In case you are wondering, my fantasy football team laid a big fat egg yesterday. Even though I meticulously researched my team and wound up with one of the best drafts according to projected point totals, my squad of players from around the National Football League just did not show up yesterday. Fortunately for me, the team I am playing performed even worse than me. Nothing is final quite yet, but I may make it out of week one with an unearned victory. Strangely enough, this light-hearted experience of leisurely fantasy competition has given me an insight about this coming Sunday’s Gospel lesson.

This week’s story of the Good News picks up midway through Matthew Chapter Eighteen. In the previous verses Jesus spoke about lost sheep, how to practice forgiveness in the Church, and now we get Peter’s question about how many times we ought to engage in reconciliation with someone before we give up on them. Peter thinks the over/under on times to forgive a fellow member of the church needs to be set at seven. Seven may not seem like a lot, but in those days it was not just a lucky number.

Seven during the time of Jesus had greater significance than it simply being a prime number or the number of days in a week. During this time, according to the New Annotated Oxford Bible, “Seven often symbolizes ‘completeness’”.[1] Thus, Peter was not just choosing an arbitrary number from thin air. Instead, this disciple wondered, “If someone in the church sins against me how much shall I forgive them? Shall I forgive them completely?” As we hear such a bold statement on the theme of reconciliation upon which this whole chapter in Matthew focuses, we would presume that Jesus would boisterously agree with complete forgiveness, and yet, that is not what happened.

For Jesus, forgiveness by the numbers—even great numbers—does not go far enough. Later in the week I intend to dive further into the parable of the unforgiving servant—which comes right after this—and how it challenges us to let forgiveness be our most common practice; however, just looking at Jesus’ moving Peter’s ideal of seven times to seventy-seven times gives me all I need to know about what we are called to do. Jesus invites us to practice forgiveness not only to completeness, but to the furthest extent of totality (yes, that is a tardy reference to the solar eclipse). While Mathematics does not typically excite me this much, I want to take one deeper look at the number Jesus cited.

If in the days of Jesus seven stood out as the number of fullness we would do well to notice what number he chose to expand Peter’s understanding. Instead of simply saying forty-nine, which is seven times seven, Jesus chose seventy-seven or complete-completeness. Seven in both columns of this two digit number challenged Peter to see that his view of total forgiveness needed not just a little more, but a whole column more worth of relational healing. Jesus’ challenge though may leave us feeling a bit dejected, as practically forgiving someone who has done us harm seven times seems extravagant—not to mention doing that another seventy times! So what do we do?
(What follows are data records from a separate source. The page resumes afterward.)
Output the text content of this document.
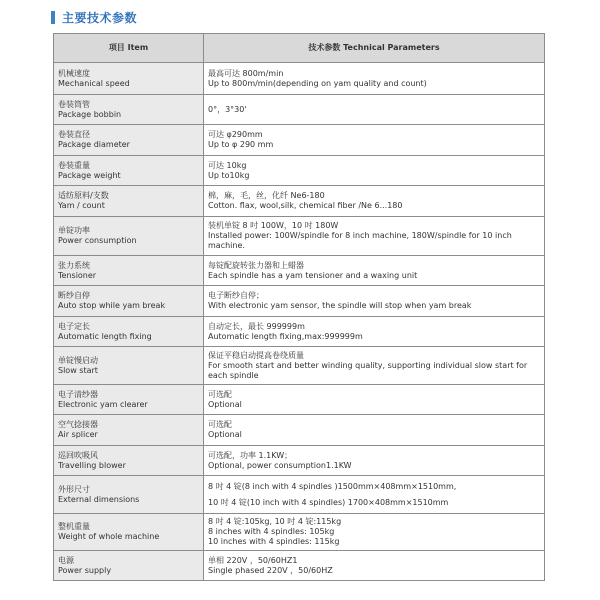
主要技术参数
项目 Item	技术参数 Technical Parameters

机械速度
Mechanical speed	最高可达 800m/min
Up to 800m/min(depending on yam quality and count)

卷装筒管
Package bobbin	0°，3°30'

卷装直径
Package diameter	可达 φ290mm
Up to φ 290 mm

卷装重量
Package weight	可达 10kg
Up to10kg

适纺原料/支数
Yam / count	棉，麻，毛，丝，化纤 Ne6-180
Cotton. flax, wool,silk, chemical fiber /Ne 6...180

单锭功率
Power consumption	装机单锭 8 吋 100W，10 吋 180W
Installed power: 100W/spindle for 8 inch machine, 180W/spindle for 10 inch machine.

张力系统
Tensioner	每锭配旋转张力器和上蜡器
Each spindle has a yam tensioner and a waxing unit

断纱自停
Auto stop while yam break	电子断纱自停；
With electronic yam sensor, the spindle will stop when yam break

电子定长
Automatic length fixing	自动定长，最长 999999m
Automatic length fixing,max:999999m

单锭慢启动
Slow start	保证平稳启动提高卷绕质量
For smooth start and better winding quality, supporting individual slow start for each spindle

电子清纱器
Electronic yam clearer	可选配
Optional

空气捻接器
Air splicer	可选配
Optional

巡回吹吸风
Travelling blower	可选配，功率 1.1KW；
Optional, power consumption1.1KW

外形尺寸
External dimensions	8 吋 4 锭(8 inch with 4 spindles )1500mm×408mm×1510mm,
10 吋 4 锭(10 inch with 4 spindles) 1700×408mm×1510mm

整机重量
Weight of whole machine	8 吋 4 锭:105kg, 10 吋 4 锭:115kg
8 inches with 4 spindles: 105kg
10 inches with 4 spindles: 115kg

电源
Power supply	单相 220V ，50/60HZ1
Single phased 220V ，50/60HZ
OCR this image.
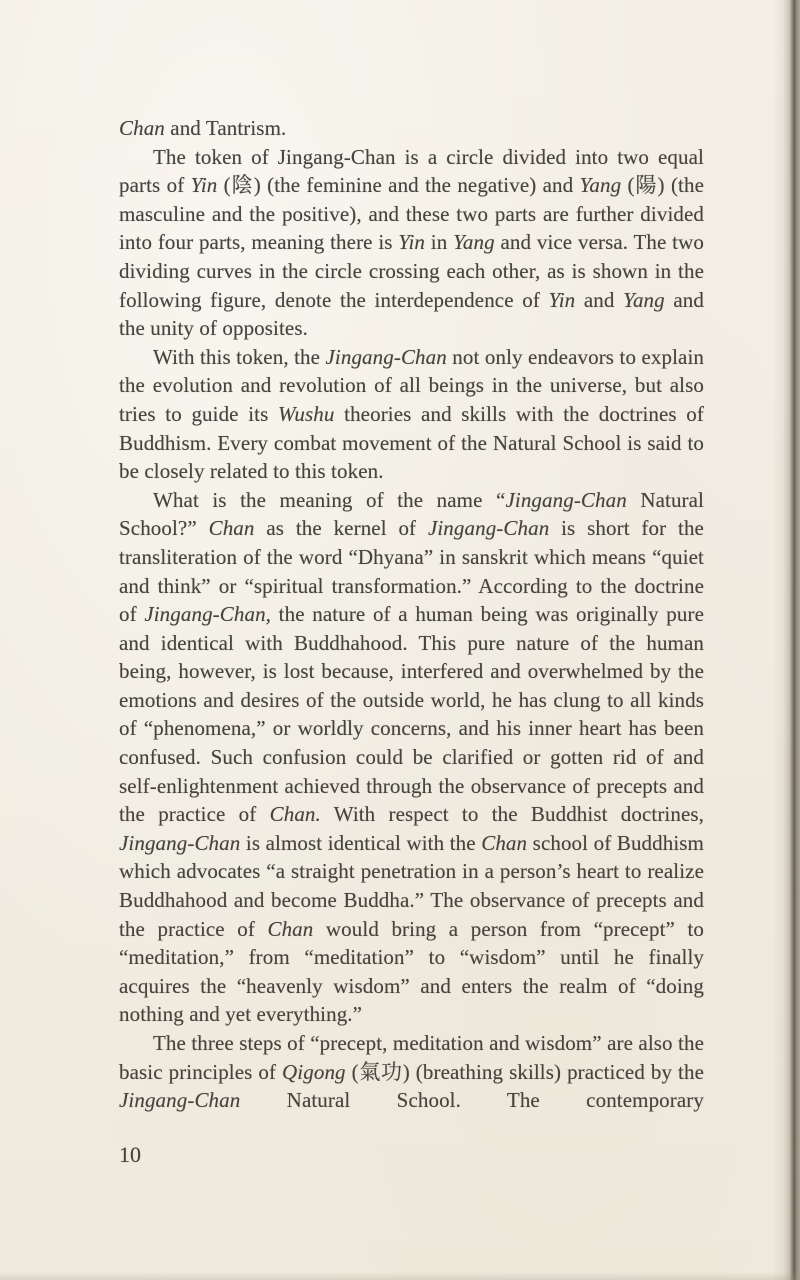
Chan and Tantrism.

The token of Jingang-Chan is a circle divided into two equal parts of Yin (陰) (the feminine and the negative) and Yang (陽) (the masculine and the positive), and these two parts are further divided into four parts, meaning there is Yin in Yang and vice versa. The two dividing curves in the circle crossing each other, as is shown in the following figure, denote the interdependence of Yin and Yang and the unity of opposites.

With this token, the Jingang-Chan not only endeavors to explain the evolution and revolution of all beings in the universe, but also tries to guide its Wushu theories and skills with the doctrines of Buddhism. Every combat movement of the Natural School is said to be closely related to this token.

What is the meaning of the name “Jingang-Chan Natural School?” Chan as the kernel of Jingang-Chan is short for the transliteration of the word “Dhyana” in sanskrit which means “quiet and think” or “spiritual transformation.” According to the doctrine of Jingang-Chan, the nature of a human being was originally pure and identical with Buddhahood. This pure nature of the human being, however, is lost because, interfered and overwhelmed by the emotions and desires of the outside world, he has clung to all kinds of “phenomena,” or worldly concerns, and his inner heart has been confused. Such confusion could be clarified or gotten rid of and self-enlightenment achieved through the observance of precepts and the practice of Chan. With respect to the Buddhist doctrines, Jingang-Chan is almost identical with the Chan school of Buddhism which advocates “a straight penetration in a person’s heart to realize Buddhahood and become Buddha.” The observance of precepts and the practice of Chan would bring a person from “precept” to “meditation,” from “meditation” to “wisdom” until he finally acquires the “heavenly wisdom” and enters the realm of “doing nothing and yet everything.”

The three steps of “precept, meditation and wisdom” are also the basic principles of Qigong (氣功) (breathing skills) practiced by the Jingang-Chan Natural School. The contemporary

10
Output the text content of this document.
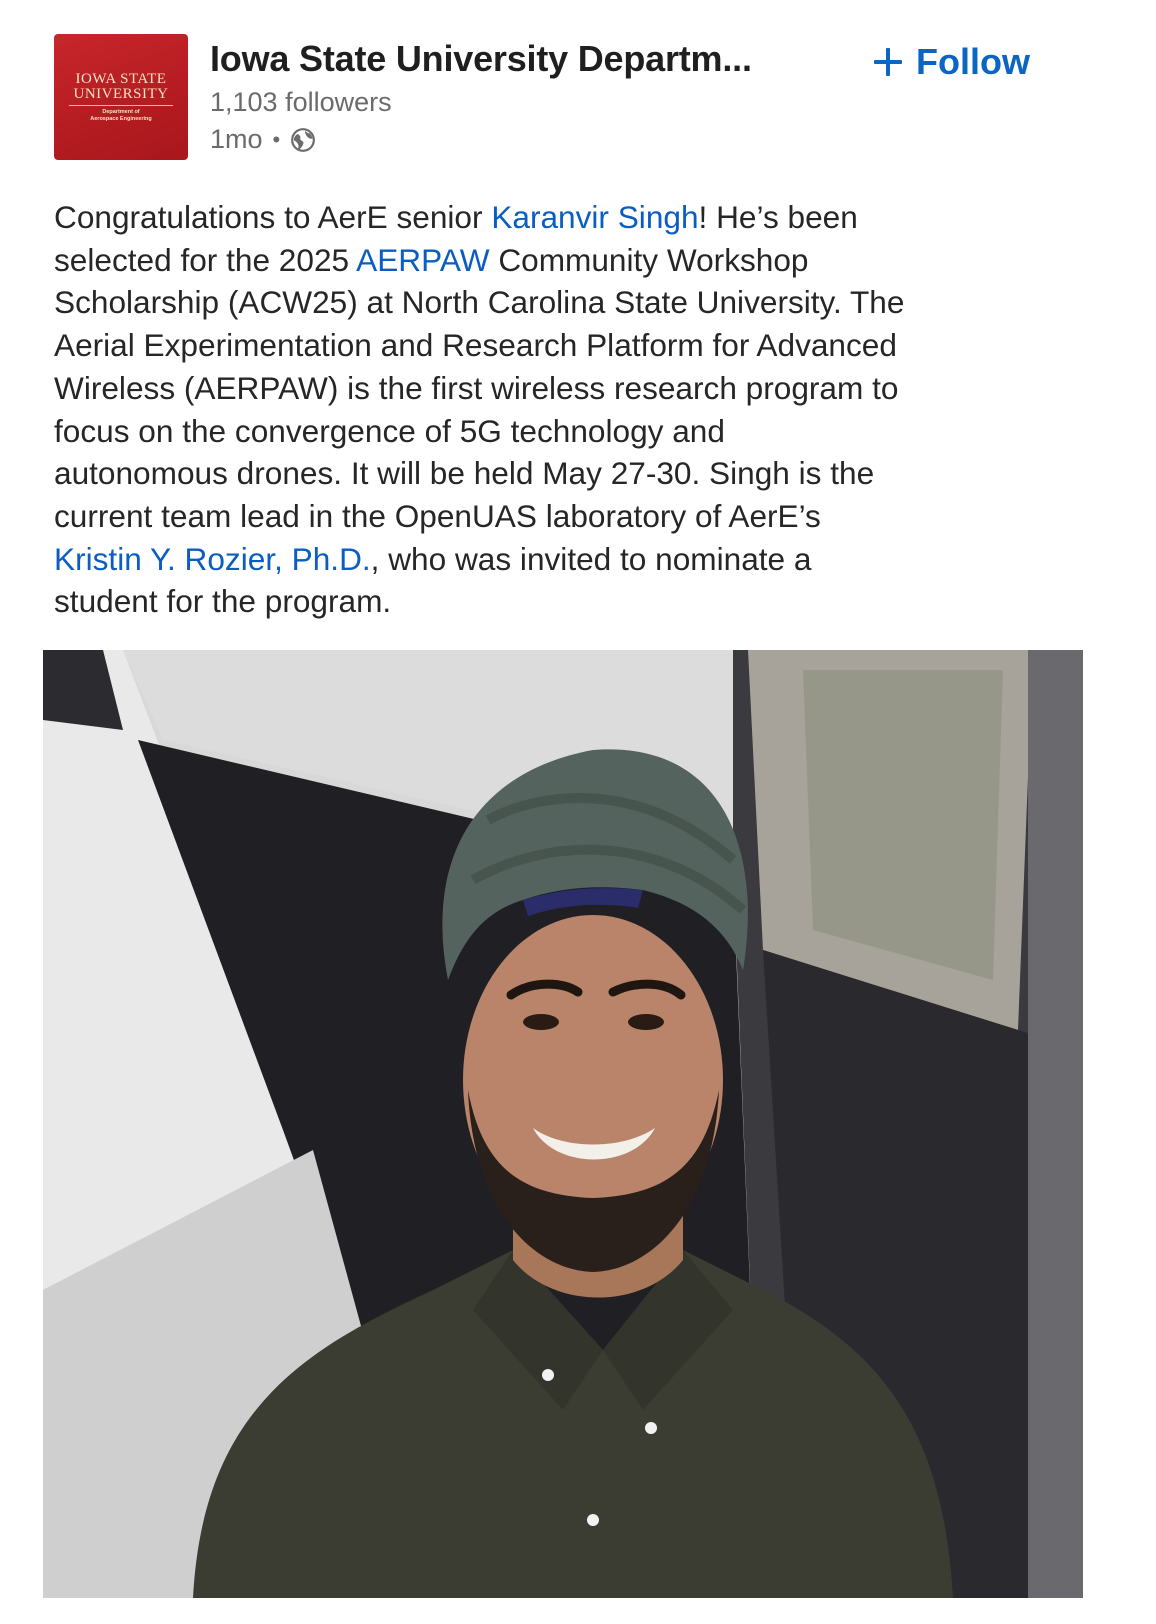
IOWA STATE
UNIVERSITY
Department of
Aerospace Engineering
Iowa State University Departm...	Follow
1,103 followers
1mo •

Congratulations to AerE senior Karanvir Singh! He’s been
selected for the 2025 AERPAW Community Workshop
Scholarship (ACW25) at North Carolina State University. The
Aerial Experimentation and Research Platform for Advanced
Wireless (AERPAW) is the first wireless research program to
focus on the convergence of 5G technology and
autonomous drones. It will be held May 27-30. Singh is the
current team lead in the OpenUAS laboratory of AerE’s
Kristin Y. Rozier, Ph.D., who was invited to nominate a
student for the program.
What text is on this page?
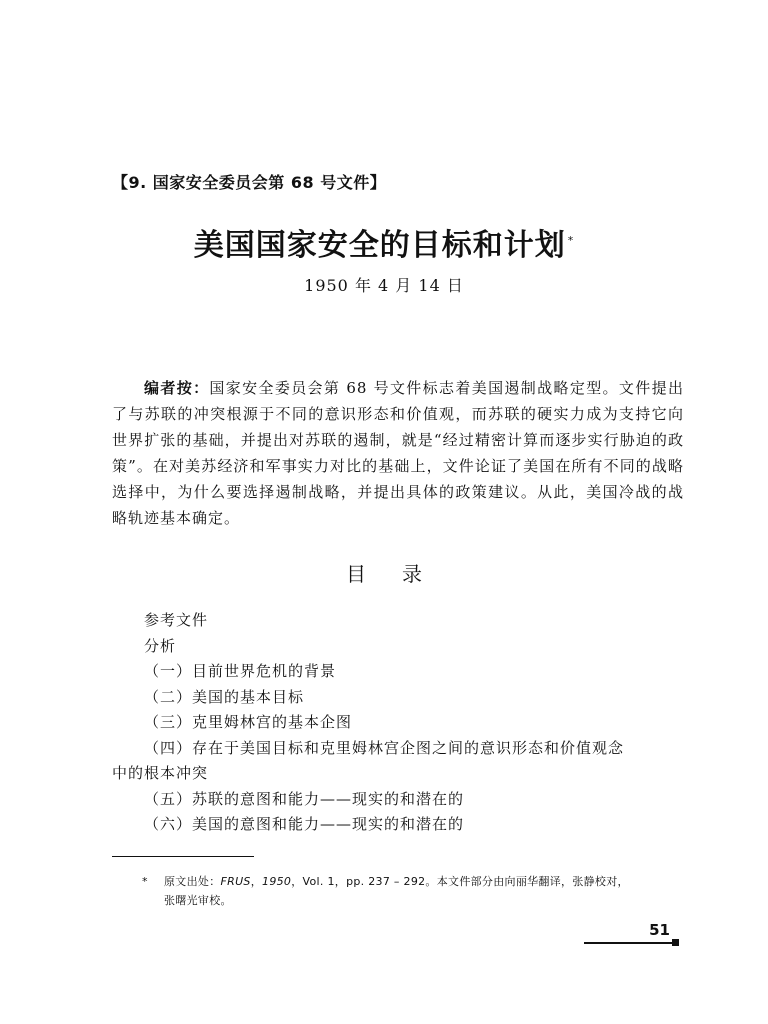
【9. 国家安全委员会第 68 号文件】
美国国家安全的目标和计划 *
1950 年 4 月 14 日
编者按：国家安全委员会第 68 号文件标志着美国遏制战略定型。文件提出了与苏联的冲突根源于不同的意识形态和价值观，而苏联的硬实力成为支持它向世界扩张的基础，并提出对苏联的遏制，就是“经过精密计算而逐步实行胁迫的政策”。在对美苏经济和军事实力对比的基础上，文件论证了美国在所有不同的战略选择中，为什么要选择遏制战略，并提出具体的政策建议。从此，美国冷战的战略轨迹基本确定。
目录
参考文件
分析
（一）目前世界危机的背景
（二）美国的基本目标
（三）克里姆林宫的基本企图
（四）存在于美国目标和克里姆林宫企图之间的意识形态和价值观念
中的根本冲突
（五）苏联的意图和能力——现实的和潜在的
（六）美国的意图和能力——现实的和潜在的
* 原文出处：FRUS，1950，Vol. 1，pp. 237 – 292。本文件部分由向丽华翻译，张静校对，
张曙光审校。
51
Let me return to where I started.

My personality manifests as such that even a loss in a fictional game meant for fun among friends causes me to believe that I have fallen short of the mark. Said differently, I have a hard time even forgiving myself. Sometimes I mistakenly think that I can easily forgive someone else when I do not forgive myself. When I lose even at something silly like fantasy football and I have a hard time reconciling with myself, God gives me in this moment an opportunity to practice forgiveness. For me to learn what Jesus speaks here, I believe I must start with the practice of living as a forgiven person myself—like the unforgiving servant whom we hear about later in this lesson. If I cannot freely live into forgiveness first, then God’s grace seems a difficult gift to pass along to anyone else. However, Jesus calls us to faithfully jump into this tricky flow of forgiveness—reconciliation is our home.

Even if I lose not seven times but seventy-seven times, Jesus tells me not to hold these failures against myself because no matter how many times I fall short God always says to me (and to you too), “I love you. You are forgiven.” This eternally rings true not only in the small, stupid missteps like fantasy football losses, but in the gigantic, important failures, like when we harm friendships, marriages, and other relationships with children, grandchildren, other relatives, coworkers, neighbors, or strangers. As I continue to process this passage, I feel challenged to actually live into forgiveness—not just saying the words of the confession, but letting them take hold in my heart. For we are people who have been forgiven, now Jesus challenges us to take this healing and reconciliation into the world.



[1] Cousland, J.R.C. "Matthew." In The New Oxford Annotated Bible: New Revised Standard Version 4th Edition, 1765. New York: Oxford University Press, 2010.